I recommend sharing your skills with your group, so as to give other players a chance to clarify the implications of, say, a Piloting Spaceships skill on the group’s shared setting. As long as everyone in the group is on board, though, go for it.

Can I Choose Weaving as a Skill?

If you want your character to be able to call on magic in a more controlled manner than what is described in the Weaving rules, you can add whatever magic you like as a skill. The Weaver’s Dice chapter includes thirteen types of weaving that could also be good candidates for skills.

Note that having a weaving listed as a skill doesn’t give you special advantages when using the Weaving mechanics; if you perform a weaving during an Individual Scene, you still roll a single die and you still risk injury. Using a skill tied to one of the weaving dice is not the same as accepting a weaving die; when you use it as a skill, you’re using your skill at weaving to achieve a specific desired outcome.

How Skills Work

When you use a skill, you roll a number of dice equal to the skill’s rating. So if you have a rating of 3, you roll three dice. Then, look at the highest rolled result:

  • If it’s a 6, you manage to use your skill to complete your objective in the scene.
  • If it’s not a 6, you still use your skill to complete your objective (you can’t fail in that regard), but the skill becomes complicated.

    A complicated skill means that something happens as a result of your actions that hurts you or someone else in ways you didn’t expect, and until you repair that harm you can’t use the same skill again.

    Complicated skills are repaired during group scenes.

Avoiding Complications

You might not want to suffer the complications related to your actions in that scene. You can do this by asking another player to roll a weaving die on your behalf, invoking the power of the world’s memories. More information on that is provided in the Weaving Dice chapter, but briefly, the other player chooses a type of memory for the weaving, and then rolls a single d6 to determine the effects:

  • On anything other than a 1 or 6, the weaving completes without incident (more or less).
  • On a 1 or 6, the weaving either does too little or becomes an uncontrolled catastrophe that you then must deal with on your own to stop things from getting even worse. In either case, the suit for the skill you used in that scene becomes injured.

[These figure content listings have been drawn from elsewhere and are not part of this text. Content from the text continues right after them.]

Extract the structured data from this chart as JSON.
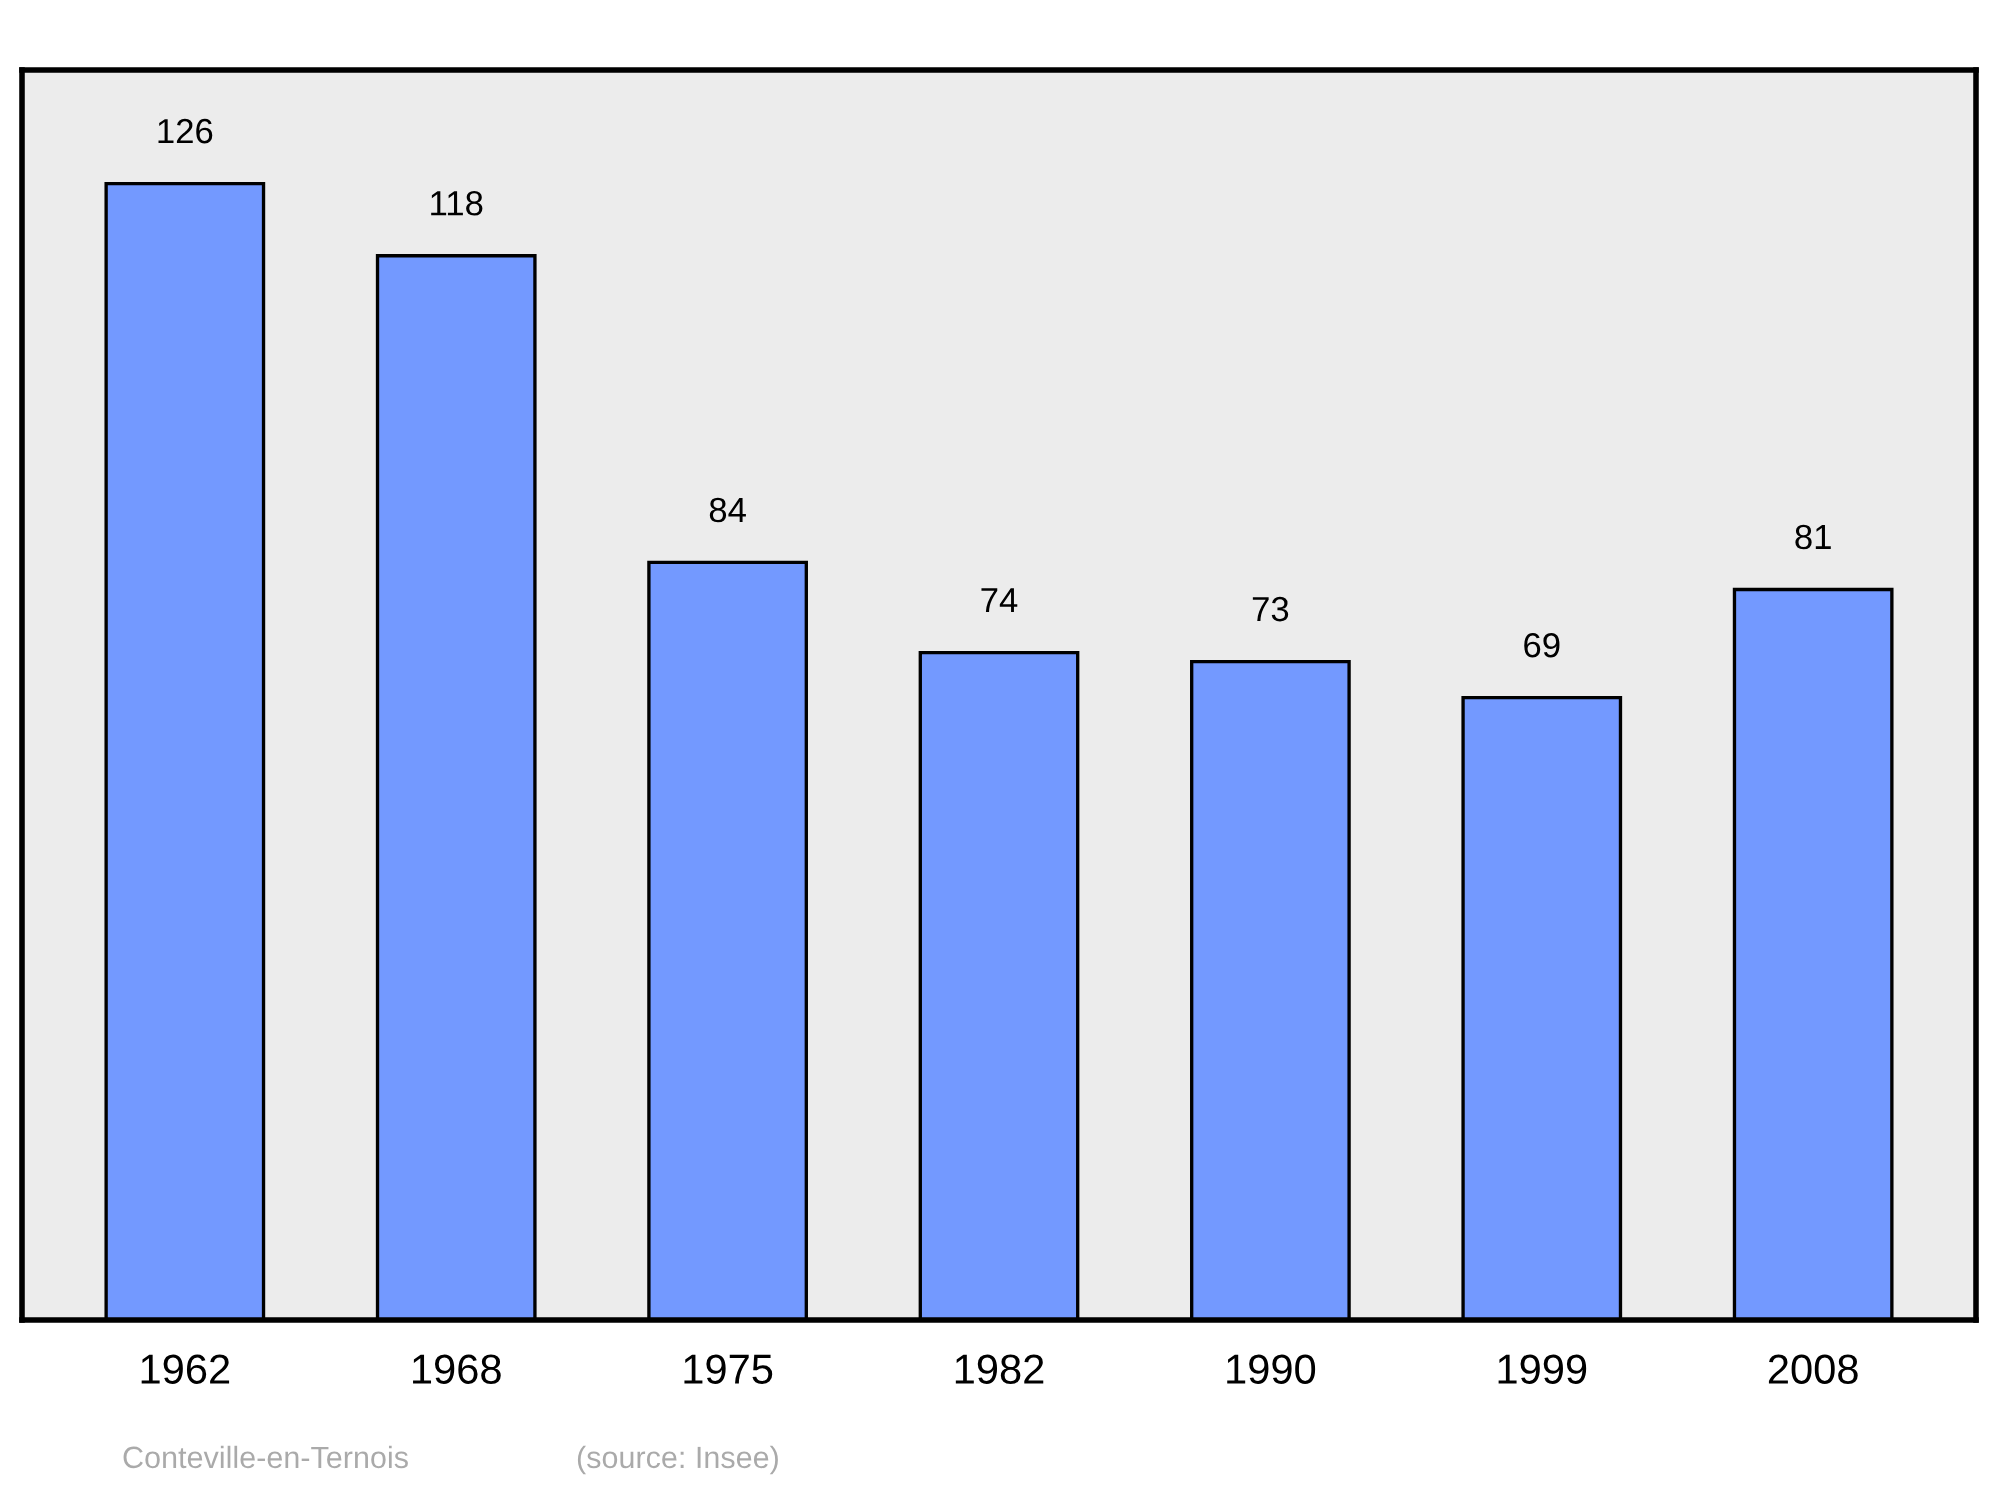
{
  "chart_data": {
    "type": "bar",
    "categories": [
      "1962",
      "1968",
      "1975",
      "1982",
      "1990",
      "1999",
      "2008"
    ],
    "values": [
      126,
      118,
      84,
      74,
      73,
      69,
      81
    ],
    "color": "#7399ff",
    "data_labels": true,
    "annotations": [
      "Conteville-en-Ternois",
      "(source: Insee)"
    ]
  }
}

    An injured suit means that you have wounded or overexerted yourself in a serious way, and until you take time to recover, you cannot use any skill from that suit.

    You can recover an injured suit by playing through the A Moment Alone play mode, which normally takes the place of an individual scene for your character.

Regardless of the result, the skill’s complication is removed.

Improving Your Skills

When you use a skill, if all of your dice are either 1s or 6s, you learn something new about that skill and how you use it. Maybe it’s a moment of inspiration; maybe it’s an…educational mistake.

In either case, the skill’s rating improves by 1.

Learning New Skills

If you want your character to be able to do something that they have no current skills for, you can. First, name the skill and record it in your journal. Then, roll a single d6:

  • 1 (Bend): Give the skill a rating of 1. The skill becomes complicated.
  • 2-3 (Weave): Give the skill a rating of 1.
  • 4-5 (Fray): Give the skill a rating of 2. The skill becomes complicated.
  • 6 (Tear): Give the skill a rating of 2. The skill’s suit becomes injured.

Optional Rule: Universal Truth

As an option, your group can decide that once a skill reaches a rating of 6, the character’s skill becomes a kind of universal truth for the world of the story. Mark the action with a star or something to let you know it’s special. Color it with a highlighter. It’s special now.

A skill that has been marked as a universal truth cannot be further improved.

When someone performs a weaving, they can instead ask you to use your universal truth. Roll a single die:

  • 1 (Bend): They call for your aid, but you are otherwise occupied, unable to lend your assistance. They mark an injury.
  • 2-5 (Weave): They call for your aid and you bring it, solving the challenge in front of you with ease.
  • 6 (Tear): They call for your aid and you bring it, but your overconfidence causes other problems that they must then deal with. They mark an injury.